Radkey, a punk rock trio whose members range in age from 16-20, holds the honor for being part of the simultaneously worst and best moment of 4Knots. Midway through a particularly head-banging worthy rendition of their song “Feed My Brain,” the band’s amps and mics completely cut out. However, the band was unfazed by the sudden lack of power, and went on playing the song anyway. Even though the crowd could only actually hear the drums, the energy the band put forth was palpable. Out of the worst situation, Radkey pulled out the most rock n’ roll moment of 4Knots.
After finishing “Feed My Brain” without amplification, power was restored and the band continued their set. In addition to playing some great music, Radkey were incredibly fun to watch.
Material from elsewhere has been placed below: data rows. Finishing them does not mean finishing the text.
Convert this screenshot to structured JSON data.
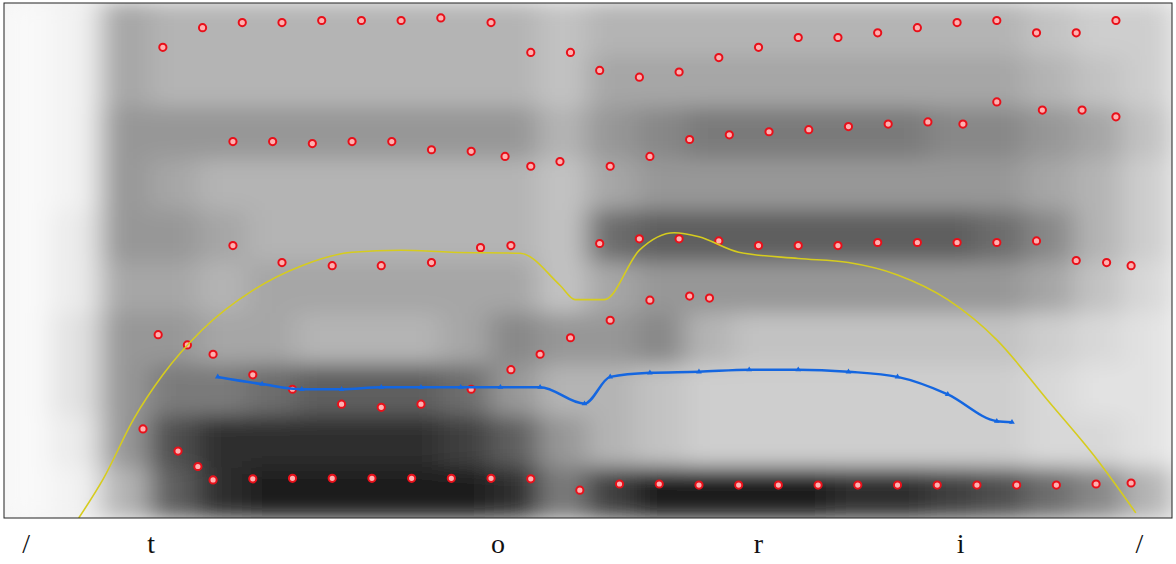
{
  "chart_data": [
    {
      "type": "spectrogram",
      "xlim": [
        0,
        100
      ],
      "ylim": [
        0,
        5000
      ],
      "tick_labels": false,
      "spectrogram": [
        [
          0.05,
          0.1,
          0.4,
          0.7,
          0.85,
          0.9,
          0.9,
          0.9,
          0.9,
          0.9,
          0.85,
          0.6,
          0.8,
          0.9,
          0.9,
          0.9,
          0.9,
          0.85,
          0.85,
          0.8,
          0.75,
          0.65,
          0.55,
          0.4
        ],
        [
          0.05,
          0.15,
          0.5,
          0.75,
          0.85,
          0.85,
          0.85,
          0.85,
          0.85,
          0.8,
          0.7,
          0.5,
          0.4,
          0.35,
          0.3,
          0.3,
          0.3,
          0.3,
          0.3,
          0.3,
          0.3,
          0.25,
          0.25,
          0.2
        ],
        [
          0.05,
          0.2,
          0.5,
          0.6,
          0.6,
          0.65,
          0.7,
          0.7,
          0.7,
          0.65,
          0.5,
          0.4,
          0.4,
          0.35,
          0.3,
          0.3,
          0.3,
          0.3,
          0.3,
          0.3,
          0.3,
          0.25,
          0.2,
          0.2
        ],
        [
          0.05,
          0.2,
          0.5,
          0.5,
          0.45,
          0.45,
          0.4,
          0.4,
          0.4,
          0.45,
          0.55,
          0.5,
          0.5,
          0.55,
          0.4,
          0.35,
          0.35,
          0.35,
          0.35,
          0.35,
          0.35,
          0.3,
          0.25,
          0.2
        ],
        [
          0.05,
          0.15,
          0.45,
          0.45,
          0.4,
          0.45,
          0.45,
          0.45,
          0.45,
          0.45,
          0.45,
          0.35,
          0.45,
          0.5,
          0.5,
          0.5,
          0.5,
          0.5,
          0.5,
          0.5,
          0.5,
          0.45,
          0.35,
          0.25
        ],
        [
          0.05,
          0.15,
          0.5,
          0.5,
          0.45,
          0.4,
          0.4,
          0.4,
          0.4,
          0.4,
          0.4,
          0.35,
          0.65,
          0.7,
          0.7,
          0.7,
          0.7,
          0.7,
          0.7,
          0.7,
          0.65,
          0.55,
          0.4,
          0.3
        ],
        [
          0.05,
          0.1,
          0.5,
          0.45,
          0.4,
          0.4,
          0.4,
          0.4,
          0.4,
          0.4,
          0.4,
          0.35,
          0.45,
          0.5,
          0.5,
          0.5,
          0.5,
          0.5,
          0.5,
          0.5,
          0.5,
          0.45,
          0.4,
          0.3
        ],
        [
          0.05,
          0.1,
          0.5,
          0.5,
          0.5,
          0.5,
          0.5,
          0.5,
          0.5,
          0.5,
          0.5,
          0.4,
          0.5,
          0.55,
          0.6,
          0.6,
          0.6,
          0.6,
          0.6,
          0.55,
          0.55,
          0.5,
          0.45,
          0.35
        ],
        [
          0.05,
          0.1,
          0.45,
          0.4,
          0.4,
          0.4,
          0.4,
          0.4,
          0.4,
          0.4,
          0.4,
          0.35,
          0.45,
          0.45,
          0.45,
          0.45,
          0.45,
          0.45,
          0.45,
          0.45,
          0.45,
          0.4,
          0.35,
          0.3
        ],
        [
          0.05,
          0.1,
          0.45,
          0.4,
          0.4,
          0.4,
          0.4,
          0.4,
          0.4,
          0.4,
          0.4,
          0.35,
          0.4,
          0.4,
          0.4,
          0.4,
          0.4,
          0.4,
          0.4,
          0.4,
          0.4,
          0.35,
          0.3,
          0.3
        ]
      ],
      "series": [
        {
          "type": "scatter",
          "color": "#e8101a",
          "marker": "circle",
          "x": [
            11.9,
            14.9,
            16.6,
            17.9,
            21.3,
            24.7,
            28.1,
            31.5,
            34.9,
            38.3,
            41.7,
            45.1,
            49.3,
            52.7,
            56.1,
            59.5,
            62.9,
            66.3,
            69.7,
            73.1,
            76.5,
            79.9,
            83.3,
            86.7,
            90.1,
            93.5,
            96.5
          ],
          "values": [
            865,
            650,
            500,
            370,
            380,
            385,
            385,
            385,
            385,
            385,
            385,
            380,
            270,
            330,
            330,
            320,
            320,
            320,
            320,
            320,
            320,
            320,
            320,
            320,
            320,
            330,
            340
          ]
        },
        {
          "type": "scatter",
          "color": "#e8101a",
          "marker": "circle",
          "x": [
            13.2,
            15.7,
            17.9,
            21.3,
            24.7,
            28.9,
            32.3,
            35.7,
            40.0,
            43.4,
            45.9,
            48.5,
            51.9,
            55.3,
            58.7,
            60.4
          ],
          "values": [
            1780,
            1680,
            1590,
            1390,
            1250,
            1105,
            1075,
            1105,
            1250,
            1440,
            1590,
            1750,
            1920,
            2115,
            2155,
            2135
          ]
        },
        {
          "type": "scatter",
          "color": "#e8101a",
          "marker": "circle",
          "x": [
            19.6,
            23.8,
            28.1,
            32.3,
            36.6,
            40.8,
            43.4,
            51.0,
            54.4,
            57.8,
            61.2,
            64.6,
            68.0,
            71.4,
            74.8,
            78.2,
            81.6,
            85.0,
            88.4,
            91.8,
            94.4,
            96.5
          ],
          "values": [
            2645,
            2480,
            2450,
            2450,
            2480,
            2625,
            2645,
            2665,
            2710,
            2710,
            2690,
            2645,
            2645,
            2645,
            2675,
            2675,
            2675,
            2675,
            2690,
            2500,
            2480,
            2450
          ]
        },
        {
          "type": "scatter",
          "color": "#e8101a",
          "marker": "circle",
          "x": [
            19.6,
            23.0,
            26.4,
            29.8,
            33.2,
            36.6,
            40.0,
            42.9,
            45.1,
            47.6,
            51.9,
            55.3,
            58.7,
            62.1,
            65.5,
            68.9,
            72.3,
            75.7,
            79.1,
            82.1,
            85.0,
            88.9,
            92.3,
            95.2
          ],
          "values": [
            3655,
            3655,
            3635,
            3655,
            3655,
            3575,
            3560,
            3510,
            3415,
            3460,
            3415,
            3510,
            3675,
            3720,
            3750,
            3770,
            3800,
            3825,
            3845,
            3825,
            4040,
            3960,
            3960,
            3895
          ]
        },
        {
          "type": "scatter",
          "color": "#e8101a",
          "marker": "circle",
          "x": [
            13.6,
            17.0,
            20.4,
            23.8,
            27.2,
            30.6,
            34.0,
            37.4,
            41.7,
            45.1,
            48.5,
            51.0,
            54.4,
            57.8,
            61.2,
            64.6,
            68.0,
            71.4,
            74.8,
            78.2,
            81.6,
            85.0,
            88.4,
            91.8,
            95.2
          ],
          "values": [
            4570,
            4760,
            4810,
            4810,
            4830,
            4830,
            4830,
            4855,
            4810,
            4520,
            4520,
            4345,
            4280,
            4330,
            4470,
            4570,
            4665,
            4665,
            4710,
            4760,
            4810,
            4830,
            4710,
            4710,
            4830
          ]
        }
      ],
      "annotations": [
        {
          "text": "/",
          "x": 1.9
        },
        {
          "text": "t",
          "x": 12.6
        },
        {
          "text": "o",
          "x": 42.3
        },
        {
          "text": "r",
          "x": 64.6
        },
        {
          "text": "i",
          "x": 81.9
        },
        {
          "text": "/",
          "x": 97.2
        }
      ]
    },
    {
      "type": "line",
      "xlim": [
        0,
        100
      ],
      "ylim": [
        0,
        500
      ],
      "tick_labels": false,
      "series": [
        {
          "color": "#1466e0",
          "marker": "triangle",
          "x": [
            18.3,
            22.1,
            25.5,
            28.9,
            32.3,
            35.7,
            39.1,
            42.5,
            45.9,
            49.7,
            51.9,
            55.3,
            59.5,
            63.8,
            68.0,
            72.3,
            76.5,
            80.8,
            85.0,
            86.3
          ],
          "values": [
            137,
            130,
            125,
            125,
            127,
            127,
            127,
            127,
            127,
            111,
            137,
            141,
            142,
            144,
            144,
            142,
            137,
            120,
            94,
            93
          ]
        }
      ]
    },
    {
      "type": "line",
      "xlim": [
        0,
        100
      ],
      "ylim": [
        50,
        100
      ],
      "tick_labels": false,
      "series": [
        {
          "color": "#d6cc1e",
          "line_style": "solid",
          "x": [
            6.4,
            8.5,
            11.1,
            13.6,
            17.0,
            21.3,
            25.5,
            29.8,
            34.0,
            38.3,
            44.2,
            47.6,
            48.9,
            51.4,
            54.4,
            57.4,
            59.5,
            62.9,
            68.0,
            72.3,
            76.5,
            80.8,
            85.0,
            89.3,
            93.5,
            96.9
          ],
          "values": [
            50.0,
            53.8,
            59.6,
            63.9,
            68.3,
            72.1,
            74.5,
            75.8,
            76.0,
            75.8,
            75.7,
            72.6,
            71.2,
            71.2,
            76.0,
            77.7,
            77.3,
            75.8,
            75.2,
            74.8,
            73.6,
            71.2,
            67.3,
            61.5,
            55.8,
            50.5
          ]
        }
      ]
    }
  ]
}
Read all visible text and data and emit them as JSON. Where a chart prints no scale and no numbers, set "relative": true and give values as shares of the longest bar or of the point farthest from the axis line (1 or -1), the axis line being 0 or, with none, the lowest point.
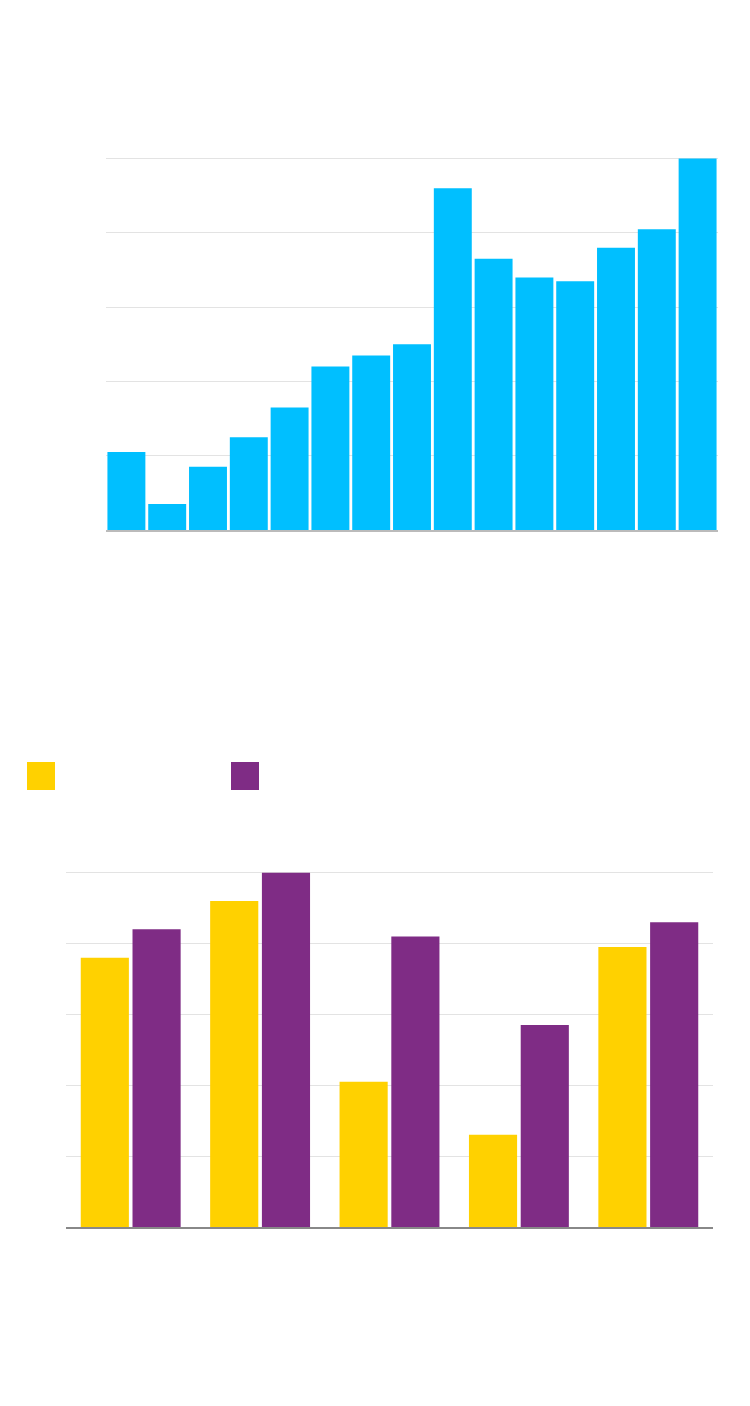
{
  "chart_data": [
    {
      "type": "bar",
      "categories": [
        null,
        null,
        null,
        null,
        null,
        null,
        null,
        null,
        null,
        null,
        null,
        null,
        null,
        null,
        null
      ],
      "values": [
        0.21,
        0.07,
        0.17,
        0.25,
        0.33,
        0.44,
        0.47,
        0.5,
        0.92,
        0.73,
        0.68,
        0.67,
        0.76,
        0.81,
        1
      ],
      "color": "#00bfff",
      "relative": true,
      "grid": "y"
    },
    {
      "type": "bar",
      "categories": [
        null,
        null,
        null,
        null,
        null
      ],
      "series": [
        {
          "color": "#ffd100",
          "values": [
            0.76,
            0.92,
            0.41,
            0.26,
            0.79
          ]
        },
        {
          "color": "#7f2c85",
          "values": [
            0.84,
            1,
            0.82,
            0.57,
            0.86
          ]
        }
      ],
      "relative": true,
      "grid": "y"
    }
  ]
}
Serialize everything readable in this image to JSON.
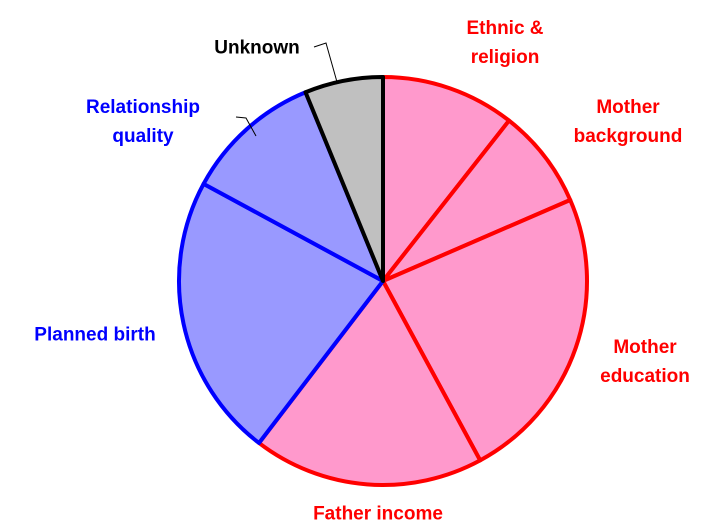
{
  "chart_data": {
    "type": "pie",
    "labels": [
      "Ethnic & religion",
      "Mother background",
      "Mother education",
      "Father income",
      "Planned birth",
      "Relationship quality",
      "Unknown"
    ],
    "values": [
      10.6,
      7.9,
      23.6,
      18.3,
      22.5,
      10.9,
      6.2
    ],
    "colors": [
      "#ff99cc",
      "#ff99cc",
      "#ff99cc",
      "#ff99cc",
      "#9999ff",
      "#9999ff",
      "#c0c0c0"
    ],
    "edge_colors": [
      "#ff0000",
      "#ff0000",
      "#ff0000",
      "#ff0000",
      "#0000ff",
      "#0000ff",
      "#000000"
    ]
  }
}
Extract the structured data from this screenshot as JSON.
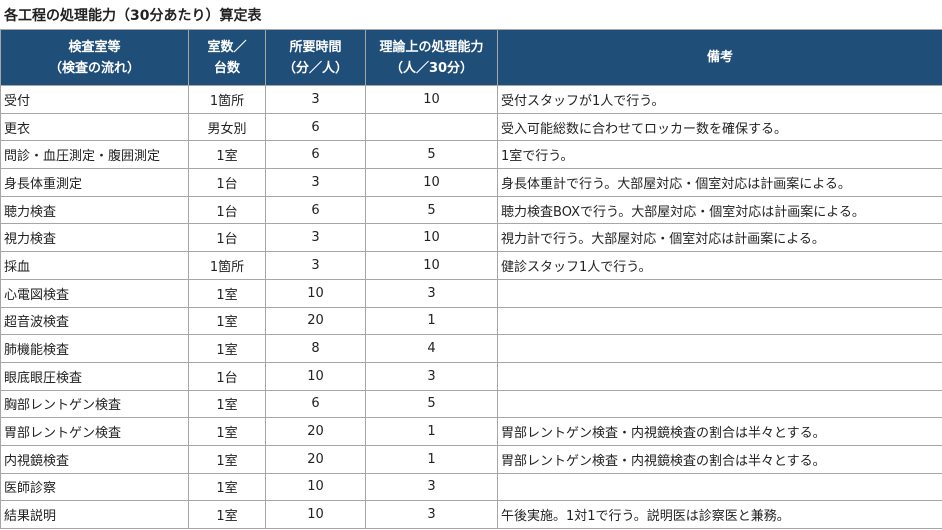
{
  "title": "各工程の処理能力（30分あたり）算定表",
  "colors": {
    "header_bg": "#1f4e79",
    "header_text": "#ffffff",
    "border": "#a6a6a6"
  },
  "headers": [
    "検査室等\n（検査の流れ）",
    "室数／\n台数",
    "所要時間\n（分／人）",
    "理論上の処理能力\n（人／30分）",
    "備考"
  ],
  "rows": [
    [
      "受付",
      "1箇所",
      "3",
      "10",
      "受付スタッフが1人で行う。"
    ],
    [
      "更衣",
      "男女別",
      "6",
      "",
      "受入可能総数に合わせてロッカー数を確保する。"
    ],
    [
      "問診・血圧測定・腹囲測定",
      "1室",
      "6",
      "5",
      "1室で行う。"
    ],
    [
      "身長体重測定",
      "1台",
      "3",
      "10",
      "身長体重計で行う。大部屋対応・個室対応は計画案による。"
    ],
    [
      "聴力検査",
      "1台",
      "6",
      "5",
      "聴力検査BOXで行う。大部屋対応・個室対応は計画案による。"
    ],
    [
      "視力検査",
      "1台",
      "3",
      "10",
      "視力計で行う。大部屋対応・個室対応は計画案による。"
    ],
    [
      "採血",
      "1箇所",
      "3",
      "10",
      "健診スタッフ1人で行う。"
    ],
    [
      "心電図検査",
      "1室",
      "10",
      "3",
      ""
    ],
    [
      "超音波検査",
      "1室",
      "20",
      "1",
      ""
    ],
    [
      "肺機能検査",
      "1室",
      "8",
      "4",
      ""
    ],
    [
      "眼底眼圧検査",
      "1台",
      "10",
      "3",
      ""
    ],
    [
      "胸部レントゲン検査",
      "1室",
      "6",
      "5",
      ""
    ],
    [
      "胃部レントゲン検査",
      "1室",
      "20",
      "1",
      "胃部レントゲン検査・内視鏡検査の割合は半々とする。"
    ],
    [
      "内視鏡検査",
      "1室",
      "20",
      "1",
      "胃部レントゲン検査・内視鏡検査の割合は半々とする。"
    ],
    [
      "医師診察",
      "1室",
      "10",
      "3",
      ""
    ],
    [
      "結果説明",
      "1室",
      "10",
      "3",
      "午後実施。1対1で行う。説明医は診察医と兼務。"
    ]
  ]
}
Lead singer and guitarist Dee Radke stood stoic as he sang in a deep, Misfits-like 80s punk voice as bassist Isaiah Radke leapt all over the stage while rolling his eyes into the back of his head and just plain shredding on the bass. If Radkey’s set proved anything, it’s that there isn’t nearly enough bass shredding happening in today’s music scene. The trio closed their too-short set with the song “Romance Dawn,” which sounded like the punk successor to Franz Ferdinand’s “This Fire.” They then left the stage after Isaiah told the crowd he wished they could play more songs. Being that Radkey was my favorite set of 4Knots, I certainly shared that sentiment.